To attract users to its platform, Shopback mainly relies on a cashback rewards system. Users enjoy discounted prices since they receive a small percentage of their original spending when they buy from Shopback-listed merchants. 

With every purchase that its users make on its site, Shopback charges a commission to the associated merchant (which is funnelled back towards its pool of cashback). Essentially, Shopback is levying a fee for their customer acquisition. 

 

What are the prerequisites of Shopback?

For users, an aggregator only adds value if the current search process is too complex, with too many options for the buyer to compare. In other words, Shopback can only exist in a fragmented market, where merchants are selling on multiple platforms. That’s exactly what’s happening in Southeast Asia– sellers not only list their products on Shopee but also Lazada, Qoobuy … Not one site rules them all.

On the other side of the equation are sellers that are only concerned about one thing, cost. And that concern applies to customer acquisition as well. In other words, as long as Shopback’s commission remains lower than the CAC from other channels (Facebook marketing, Google ads), sellers will continue to find Shopback attractive.

Does the Chinese market fulfil such requirements?

Unlike the different battlegrounds in Southeast Asia, where several big players vie for supremacy, the Chinese ecommerce market remains long overshadowed by Taobao’s presence. Though a few saplings (Pinduoduo, Xiaohongshu) are jostling for growth beneath its shade, Taobao continues to hoard most of the demand, with the latest estimates of its market share hovering around 50%.

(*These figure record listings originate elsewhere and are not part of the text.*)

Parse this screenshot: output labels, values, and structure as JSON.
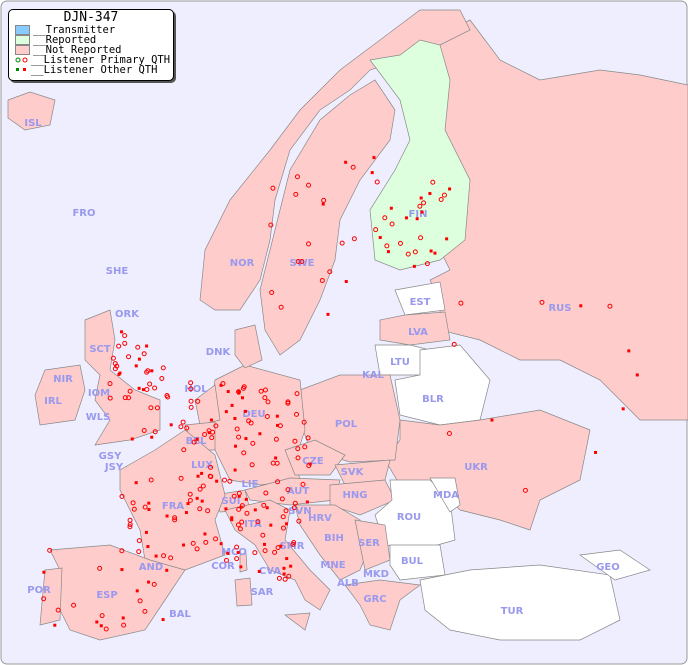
{
  "title": "DJN-347",
  "legend": [
    {
      "label": "__Transmitter",
      "color": "#88ccff"
    },
    {
      "label": "__Reported",
      "color": "#ddffdd"
    },
    {
      "label": "__Not Reported",
      "color": "#ffcccc"
    },
    {
      "label": "__Listener Primary QTH",
      "marker": "circle"
    },
    {
      "label": "__Listener Other QTH",
      "marker": "square"
    }
  ],
  "colors": {
    "sea": "#eeeeff",
    "not_reported": "#ffcccc",
    "reported": "#ddffdd",
    "other": "#ffffff",
    "listener": "#ff0000",
    "listener_reported": "#008800"
  },
  "countries": [
    "ISL",
    "FRO",
    "SHE",
    "ORK",
    "NOR",
    "SWE",
    "FIN",
    "EST",
    "LVA",
    "LTU",
    "RUS",
    "DNK",
    "HOL",
    "KAL",
    "BLR",
    "IRL",
    "NIR",
    "SCT",
    "WLS",
    "IOM",
    "GSY",
    "JSY",
    "BEL",
    "DEU",
    "POL",
    "LUX",
    "CZE",
    "SVK",
    "UKR",
    "FRA",
    "LIE",
    "AUT",
    "HNG",
    "MDA",
    "SUI",
    "SVN",
    "HRV",
    "ROU",
    "ITA",
    "BIH",
    "SER",
    "SMR",
    "MCO",
    "COR",
    "BUL",
    "MNE",
    "ALB",
    "MKD",
    "AND",
    "CVA",
    "GEO",
    "POR",
    "ESP",
    "SAR",
    "GRC",
    "BAL",
    "TUR"
  ]
}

In contrast, Shopee, the leading player in Indonesia’s market, only holds 37% of its ecommerce pie:

To put it in another way, most roads in China lead to Tmall, which makes the buyers’ search path much more straightforward– but aggregators much less useful.

In a consolidated (and intensely competitive) market like China’s, entrants will also have to deal with high customer acquisition costs. It’s classic economics– when the bigger merchants monopolize traffic, other players will have to spend more to redirect traffic away from them. For a cashback platform, it means more lucrative rewards and higher customer acquisition costs.

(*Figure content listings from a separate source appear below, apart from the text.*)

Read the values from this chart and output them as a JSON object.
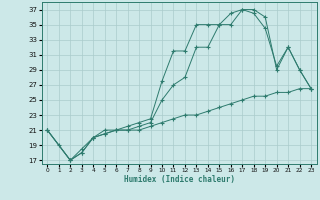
{
  "xlabel": "Humidex (Indice chaleur)",
  "bg_color": "#cce8e8",
  "line_color": "#2e7b6e",
  "grid_color": "#aacccc",
  "xlim": [
    -0.5,
    23.5
  ],
  "ylim": [
    16.5,
    38
  ],
  "yticks": [
    17,
    19,
    21,
    23,
    25,
    27,
    29,
    31,
    33,
    35,
    37
  ],
  "xticks": [
    0,
    1,
    2,
    3,
    4,
    5,
    6,
    7,
    8,
    9,
    10,
    11,
    12,
    13,
    14,
    15,
    16,
    17,
    18,
    19,
    20,
    21,
    22,
    23
  ],
  "line1_x": [
    0,
    1,
    2,
    3,
    4,
    5,
    6,
    7,
    8,
    9,
    10,
    11,
    12,
    13,
    14,
    15,
    16,
    17,
    18,
    19,
    20,
    21,
    22,
    23
  ],
  "line1_y": [
    21,
    19,
    17,
    18,
    20,
    20.5,
    21,
    21,
    21,
    21.5,
    22,
    22.5,
    23,
    23,
    23.5,
    24,
    24.5,
    25,
    25.5,
    25.5,
    26,
    26,
    26.5,
    26.5
  ],
  "line2_x": [
    0,
    2,
    3,
    4,
    5,
    6,
    7,
    8,
    9,
    10,
    11,
    12,
    13,
    14,
    15,
    16,
    17,
    18,
    19,
    20,
    21,
    22,
    23
  ],
  "line2_y": [
    21,
    17,
    18,
    20,
    20.5,
    21,
    21,
    21.5,
    22,
    25,
    27,
    28,
    32,
    32,
    35,
    35,
    37,
    37,
    36,
    29,
    32,
    29,
    26.5
  ],
  "line3_x": [
    0,
    2,
    3,
    4,
    5,
    6,
    7,
    8,
    9,
    10,
    11,
    12,
    13,
    14,
    15,
    16,
    17,
    18,
    19,
    20,
    21,
    22,
    23
  ],
  "line3_y": [
    21,
    17,
    18.5,
    20,
    21,
    21,
    21.5,
    22,
    22.5,
    27.5,
    31.5,
    31.5,
    35,
    35,
    35,
    36.5,
    37,
    36.5,
    34.5,
    29.5,
    32,
    29,
    26.5
  ]
}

Facing such rising costs, ecommerce aggregators could choose two possible paths, neither of which are desirable. Increase the amount of commission that they charge merchants– and risk losing them– or absorb this growing expenditure.

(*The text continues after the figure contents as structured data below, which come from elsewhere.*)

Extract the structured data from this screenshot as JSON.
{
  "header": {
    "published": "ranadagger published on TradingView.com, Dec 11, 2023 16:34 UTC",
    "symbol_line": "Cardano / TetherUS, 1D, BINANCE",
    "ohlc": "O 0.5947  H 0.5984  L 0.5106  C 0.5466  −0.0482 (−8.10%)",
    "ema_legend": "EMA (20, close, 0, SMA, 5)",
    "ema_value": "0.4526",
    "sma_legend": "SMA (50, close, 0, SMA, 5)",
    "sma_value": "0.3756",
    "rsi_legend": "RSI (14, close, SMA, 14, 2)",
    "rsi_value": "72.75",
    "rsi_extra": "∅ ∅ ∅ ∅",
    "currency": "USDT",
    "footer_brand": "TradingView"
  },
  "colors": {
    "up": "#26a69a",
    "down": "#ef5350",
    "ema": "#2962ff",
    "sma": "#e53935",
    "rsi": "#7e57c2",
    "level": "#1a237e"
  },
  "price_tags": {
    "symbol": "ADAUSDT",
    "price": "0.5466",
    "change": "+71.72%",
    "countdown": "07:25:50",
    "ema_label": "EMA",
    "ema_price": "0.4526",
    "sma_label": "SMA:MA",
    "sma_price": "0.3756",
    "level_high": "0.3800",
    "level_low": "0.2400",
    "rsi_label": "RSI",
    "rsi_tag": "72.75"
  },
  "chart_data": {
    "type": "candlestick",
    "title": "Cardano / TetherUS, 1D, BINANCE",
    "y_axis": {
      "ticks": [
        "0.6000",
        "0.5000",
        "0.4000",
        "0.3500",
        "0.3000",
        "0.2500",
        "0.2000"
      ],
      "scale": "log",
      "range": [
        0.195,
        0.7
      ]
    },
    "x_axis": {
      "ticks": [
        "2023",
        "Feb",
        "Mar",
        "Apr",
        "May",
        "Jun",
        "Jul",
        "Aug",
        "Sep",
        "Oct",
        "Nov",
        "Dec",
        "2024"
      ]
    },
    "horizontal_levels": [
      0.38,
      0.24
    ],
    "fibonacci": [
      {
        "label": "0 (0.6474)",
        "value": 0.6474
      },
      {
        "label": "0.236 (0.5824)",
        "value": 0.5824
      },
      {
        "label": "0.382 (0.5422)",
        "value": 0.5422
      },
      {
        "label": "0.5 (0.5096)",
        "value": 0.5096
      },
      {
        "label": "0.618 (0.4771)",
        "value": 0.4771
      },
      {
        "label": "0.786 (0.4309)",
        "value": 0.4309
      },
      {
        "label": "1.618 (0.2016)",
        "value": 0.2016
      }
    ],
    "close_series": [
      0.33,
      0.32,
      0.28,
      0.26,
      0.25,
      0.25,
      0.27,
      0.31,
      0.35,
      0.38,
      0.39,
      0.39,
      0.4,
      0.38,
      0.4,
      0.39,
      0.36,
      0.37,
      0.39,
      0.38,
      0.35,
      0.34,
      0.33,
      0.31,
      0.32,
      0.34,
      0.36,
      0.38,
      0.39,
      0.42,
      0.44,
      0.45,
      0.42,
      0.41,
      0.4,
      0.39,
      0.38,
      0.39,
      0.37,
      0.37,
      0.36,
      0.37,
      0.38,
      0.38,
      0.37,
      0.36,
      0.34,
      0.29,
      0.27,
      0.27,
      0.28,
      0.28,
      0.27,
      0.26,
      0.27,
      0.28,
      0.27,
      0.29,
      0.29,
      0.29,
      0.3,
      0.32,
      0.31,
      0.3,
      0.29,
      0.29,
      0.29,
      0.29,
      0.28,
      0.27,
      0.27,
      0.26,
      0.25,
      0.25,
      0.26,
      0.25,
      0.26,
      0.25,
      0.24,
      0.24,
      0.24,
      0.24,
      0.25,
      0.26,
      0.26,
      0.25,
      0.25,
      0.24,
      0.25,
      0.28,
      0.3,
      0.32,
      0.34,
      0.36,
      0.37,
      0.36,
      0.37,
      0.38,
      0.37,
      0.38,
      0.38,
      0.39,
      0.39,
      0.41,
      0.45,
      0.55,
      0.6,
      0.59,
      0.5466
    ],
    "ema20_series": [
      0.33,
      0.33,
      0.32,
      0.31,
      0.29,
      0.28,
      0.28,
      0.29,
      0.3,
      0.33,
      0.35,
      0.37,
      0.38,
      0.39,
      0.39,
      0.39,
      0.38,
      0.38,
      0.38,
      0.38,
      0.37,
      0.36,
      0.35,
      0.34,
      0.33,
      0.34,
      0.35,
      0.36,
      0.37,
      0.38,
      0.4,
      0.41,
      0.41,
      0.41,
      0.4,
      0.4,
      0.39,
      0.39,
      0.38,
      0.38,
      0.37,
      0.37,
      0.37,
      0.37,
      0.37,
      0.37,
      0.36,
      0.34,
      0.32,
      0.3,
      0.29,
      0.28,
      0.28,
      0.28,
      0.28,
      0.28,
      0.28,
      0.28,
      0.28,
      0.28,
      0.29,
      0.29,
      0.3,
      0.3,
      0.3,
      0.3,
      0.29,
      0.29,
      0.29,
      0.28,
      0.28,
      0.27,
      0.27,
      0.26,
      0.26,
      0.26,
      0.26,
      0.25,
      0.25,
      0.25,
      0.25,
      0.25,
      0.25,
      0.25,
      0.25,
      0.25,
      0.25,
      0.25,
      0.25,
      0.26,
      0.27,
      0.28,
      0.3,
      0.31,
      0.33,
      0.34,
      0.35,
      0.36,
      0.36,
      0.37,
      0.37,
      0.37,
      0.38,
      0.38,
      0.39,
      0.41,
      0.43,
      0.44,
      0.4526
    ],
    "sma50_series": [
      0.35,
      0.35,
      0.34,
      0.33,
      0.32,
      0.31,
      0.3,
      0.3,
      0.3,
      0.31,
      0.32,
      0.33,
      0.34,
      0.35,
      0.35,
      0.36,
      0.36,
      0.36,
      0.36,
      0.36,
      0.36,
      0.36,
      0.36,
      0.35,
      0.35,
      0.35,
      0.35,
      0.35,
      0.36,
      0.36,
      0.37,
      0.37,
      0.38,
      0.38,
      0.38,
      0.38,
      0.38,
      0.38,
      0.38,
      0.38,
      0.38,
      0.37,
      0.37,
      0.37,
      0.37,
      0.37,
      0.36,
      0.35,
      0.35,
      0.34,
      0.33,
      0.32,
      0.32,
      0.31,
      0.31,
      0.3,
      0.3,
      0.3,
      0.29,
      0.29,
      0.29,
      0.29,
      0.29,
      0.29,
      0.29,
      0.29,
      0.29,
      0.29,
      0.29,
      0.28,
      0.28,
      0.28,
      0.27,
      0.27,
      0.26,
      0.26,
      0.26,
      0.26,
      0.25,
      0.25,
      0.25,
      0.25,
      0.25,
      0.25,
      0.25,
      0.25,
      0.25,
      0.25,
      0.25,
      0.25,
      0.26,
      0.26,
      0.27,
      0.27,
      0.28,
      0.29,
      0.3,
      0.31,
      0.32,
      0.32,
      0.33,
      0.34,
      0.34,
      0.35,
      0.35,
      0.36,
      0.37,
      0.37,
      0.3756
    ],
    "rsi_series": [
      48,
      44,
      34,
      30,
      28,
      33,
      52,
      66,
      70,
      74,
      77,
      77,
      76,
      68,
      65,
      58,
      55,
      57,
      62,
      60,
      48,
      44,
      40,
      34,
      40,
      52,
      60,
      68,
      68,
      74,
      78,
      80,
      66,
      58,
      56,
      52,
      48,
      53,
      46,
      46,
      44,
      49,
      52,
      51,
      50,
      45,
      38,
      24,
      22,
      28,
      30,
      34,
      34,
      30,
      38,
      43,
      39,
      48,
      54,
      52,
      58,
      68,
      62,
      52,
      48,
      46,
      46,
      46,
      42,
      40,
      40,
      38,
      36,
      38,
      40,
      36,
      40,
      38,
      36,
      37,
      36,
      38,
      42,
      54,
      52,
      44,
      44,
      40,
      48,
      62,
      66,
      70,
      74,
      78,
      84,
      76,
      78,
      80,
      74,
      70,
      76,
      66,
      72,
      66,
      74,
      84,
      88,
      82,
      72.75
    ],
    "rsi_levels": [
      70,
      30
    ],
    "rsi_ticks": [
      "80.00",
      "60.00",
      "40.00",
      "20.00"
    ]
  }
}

Yet, even if these businesses do possess such a war chest, they will face intense scrutiny due to their shrinking– and often, negative– profit margins (basically Pinduoduo). After all, no investor wants their company to end up like Jianpu Technology:

Right model, wrong place?

The math behind Shopback adds up; the company’s continued expansion into newer APAC markets bears proof of it. As such, the absence of a Shopback-like ecommerce aggregator in China points to the unfavourable environment, rather than the infeasibility of the business model. 

For the investors that are putting Shopback under the microscope, the bigger question that they should be asking is whether the ecommerce market in Southeast Asia will end up like China’s. While there are similarities in buyers’ and sellers’ behaviour between China and Southeast Asia, the latter is still a motley of countries with different languages and customs.

If this market does remain fragmented, there is likely to be pockets of traffic for Shopback to grow. If it does, however, consolidate, Shopback will have to keep evolving its business model– just as it has done with initiatives such as Shopback GO and Shopee Affiliate Marketing Solutions (AMS).